I am on record as being pro global warming. I currently live about 8 miles outside the city of Boston. I have a lovely view of the cityscape from my back yard and bedroom window and live high enough up that flooding is never a concern.

Therefore, I assume that when the water rises along with the temperatures and palm trees I’m gonna be sitting on some prime water front property. Considering Boston is cooler than most places, it probably won’t get super warm until July or August. Even then I just walk out my back door and take a dip at my own private beach. Sure, I’ll have to wade around debris from the recently destroyed city and bloated, decomposing bodies, but nothing’s perfect. I can just put a shark net around my swimming area anyway to keep any unwanted debris away.

Besides, from the look of things global warming is the least of our worries. Last year I wrote about a disturbing phenomenon known as Colony Collapse Disorder (CCD henceforth) occurring with the world’s honey bee population. CCD occurs when all the worker bees either die or leave the nest; abandoning the Queen thus ruining her self esteem.

While the US Department of Agriculture hasn’t figured out why this is happening, they have eliminated chemical and environmental agents as a contributing factor. According to this article a virus, a parasite (known as Varroa Mites) and simple stress (bees never get a chance to unwind as part of their lives) could all be contributing causes. The Varroa Mite is especially concerning as it’s become resistant to compounds that used to control them. Super Mites. Just what we need. I thought killer robots were our only concern.

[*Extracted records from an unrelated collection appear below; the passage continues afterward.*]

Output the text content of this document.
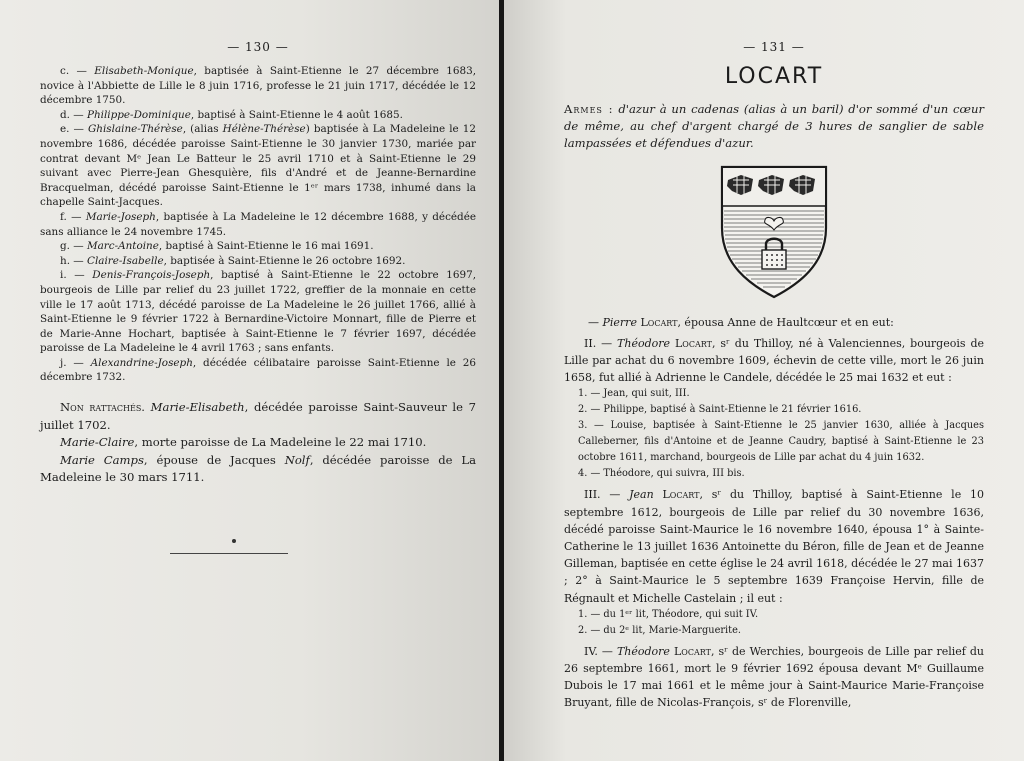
— 130 —

c. — Elisabeth-Monique, baptisée à Saint-Etienne le 27 décembre 1683, novice à l'Abbiette de Lille le 8 juin 1716, professe le 21 juin 1717, décédée le 12 décembre 1750.

d. — Philippe-Dominique, baptisé à Saint-Etienne le 4 août 1685.

e. — Ghislaine-Thérèse, (alias Hélène-Thérèse) baptisée à La Madeleine le 12 novembre 1686, décédée paroisse Saint-Etienne le 30 janvier 1730, mariée par contrat devant Mᵉ Jean Le Batteur le 25 avril 1710 et à Saint-Etienne le 29 suivant avec Pierre-Jean Ghesquière, fils d'André et de Jeanne-Bernardine Bracquelman, décédé paroisse Saint-Etienne le 1ᵉʳ mars 1738, inhumé dans la chapelle Saint-Jacques.

f. — Marie-Joseph, baptisée à La Madeleine le 12 décembre 1688, y décédée sans alliance le 24 novembre 1745.

g. — Marc-Antoine, baptisé à Saint-Etienne le 16 mai 1691.

h. — Claire-Isabelle, baptisée à Saint-Etienne le 26 octobre 1692.

i. — Denis-François-Joseph, baptisé à Saint-Etienne le 22 octobre 1697, bourgeois de Lille par relief du 23 juillet 1722, greffier de la monnaie en cette ville le 17 août 1713, décédé paroisse de La Madeleine le 26 juillet 1766, allié à Saint-Etienne le 9 février 1722 à Bernardine-Victoire Monnart, fille de Pierre et de Marie-Anne Hochart, baptisée à Saint-Etienne le 7 février 1697, décédée paroisse de La Madeleine le 4 avril 1763 ; sans enfants.

j. — Alexandrine-Joseph, décédée célibataire paroisse Saint-Etienne le 26 décembre 1732.

Non rattachés. Marie-Elisabeth, décédée paroisse Saint-Sauveur le 7 juillet 1702.

Marie-Claire, morte paroisse de La Madeleine le 22 mai 1710.

Marie Camps, épouse de Jacques Nolf, décédée paroisse de La Madeleine le 30 mars 1711.

— 131 —
LOCART

Armes : d'azur à un cadenas (alias à un baril) d'or sommé d'un cœur de même, au chef d'argent chargé de 3 hures de sanglier de sable lampassées et défendues d'azur.

— Pierre Locart, épousa Anne de Haultcœur et en eut:

II. — Théodore Locart, sʳ du Thilloy, né à Valenciennes, bourgeois de Lille par achat du 6 novembre 1609, échevin de cette ville, mort le 26 juin 1658, fut allié à Adrienne le Candele, décédée le 25 mai 1632 et eut :

1. — Jean, qui suit, III.

2. — Philippe, baptisé à Saint-Etienne le 21 février 1616.

3. — Louise, baptisée à Saint-Etienne le 25 janvier 1630, alliée à Jacques Calleberner, fils d'Antoine et de Jeanne Caudry, baptisé à Saint-Etienne le 23 octobre 1611, marchand, bourgeois de Lille par achat du 4 juin 1632.

4. — Théodore, qui suivra, III bis.

III. — Jean Locart, sʳ du Thilloy, baptisé à Saint-Etienne le 10 septembre 1612, bourgeois de Lille par relief du 30 novembre 1636, décédé paroisse Saint-Maurice le 16 novembre 1640, épousa 1° à Sainte-Catherine le 13 juillet 1636 Antoinette du Béron, fille de Jean et de Jeanne Gilleman, baptisée en cette église le 24 avril 1618, décédée le 27 mai 1637 ; 2° à Saint-Maurice le 5 septembre 1639 Françoise Hervin, fille de Régnault et Michelle Castelain ; il eut :

1. — du 1ᵉʳ lit, Théodore, qui suit IV.

2. — du 2ᵉ lit, Marie-Marguerite.

IV. — Théodore Locart, sʳ de Werchies, bourgeois de Lille par relief du 26 septembre 1661, mort le 9 février 1692 épousa devant Mᵉ Guillaume Dubois le 17 mai 1661 et le même jour à Saint-Maurice Marie-Françoise Bruyant, fille de Nicolas-François, sʳ de Florenville,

You can see why declining bees might be a problem. No bees – no pollination – no plants – no food. Yikes! Scientists are taking steps to help our stinging friends. They’re using genome sequencing to improve the bee. Right! Genetically engineering a super bee. I say they encode the Superman symbol on his body somewhere. How cool would that be? There is also a new nutrient rich food being fed to bees in an attempt to boost their teeny tiny immune systems.

Runaway bees are just one issue. It turns out that all the shit we’ve been putting into the ground is coming back to bite us in the….um….food source. Remember playing with earthworms when you were a kid? Well, now you may get a chemical burn from them. See, earthworms ingest, absorb and process our soil. Since we’ve been putting pesticides and dumping chemicals into our soil, the earthworms are now found to have traces of those chemicals in them.

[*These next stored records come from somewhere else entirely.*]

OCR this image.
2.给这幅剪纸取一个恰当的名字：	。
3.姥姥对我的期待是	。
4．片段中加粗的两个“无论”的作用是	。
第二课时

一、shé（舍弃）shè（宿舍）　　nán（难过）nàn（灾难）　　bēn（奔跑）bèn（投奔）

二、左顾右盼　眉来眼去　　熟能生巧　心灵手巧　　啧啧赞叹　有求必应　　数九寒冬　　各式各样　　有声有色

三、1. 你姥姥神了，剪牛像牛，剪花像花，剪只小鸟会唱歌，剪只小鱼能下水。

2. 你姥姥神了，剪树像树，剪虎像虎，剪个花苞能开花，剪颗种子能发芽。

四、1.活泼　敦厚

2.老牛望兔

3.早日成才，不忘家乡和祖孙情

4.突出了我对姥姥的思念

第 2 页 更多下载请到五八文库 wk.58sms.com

These chemicals include not only pesticides, but ‘a range of active ingredients in common household products such as detergents, antibacterial soaps, fragrances, and pharmaceuticals’. So, now our worms are calm, clean, should seek medical attention if they experience an erection lasting more than 4 hours, and smell fantastic! On the down side, all of those things are at the low end of the food chain. How soon until the chickens and fish we eat arrive with a Rite Aid sticker?

If you think I’m done, you must be new here. Tens of thousands of bats died while hibernating this past winter. Most recorded deaths occurred in the Northeast with some upstate New York caves experiencing a 80 – 100% mortality rate. Yeah, that means entire caves were wiped out completely.

The culprit appears to be a fungus that is being called ‘White Nose Syndrome’. The call it that because the bats look like they've spent the winter snorting cocaine and nobody can figure out what is actually going on. Bats are dropping dead by the tens of thousands and nobody knows why. Is anyone else just a little concerned?

I know what you’re thinking: Who friggin’ cares, they’re just bats and they creep me out. Well, first of all, bats are goth cute and eat millions upon millions of irritating insects like mosquitoes and gnats and moths. The boys and I have seen bats swooping down over our backyard and cheer it on. More bats = less bugs. I’m all for them.

Besides, nobody is sure if this mysterious fungus is being transmitted between the bats or even if it can be transferred to humans. You want to risk white shit growing out of your nose? Didn’t think so.

A quick recap:

Bees dying = dwindling food supply; mass starvation; end of human existence for those that won’t resort to cannibalism.

Earthworms are now crawling cyanide.

Bats dropping dead of mass fungus nobody has seen before.

Global warming isn’t looking so bad now, is it? Bring on the beach!

Today’s distraction: One of the most irritating and addicting games I've run across in some time. It's a new version of that helicopter game where you try to navigate a cave. It's Metro Siberia and good luck! Turn your volume down if you're at work.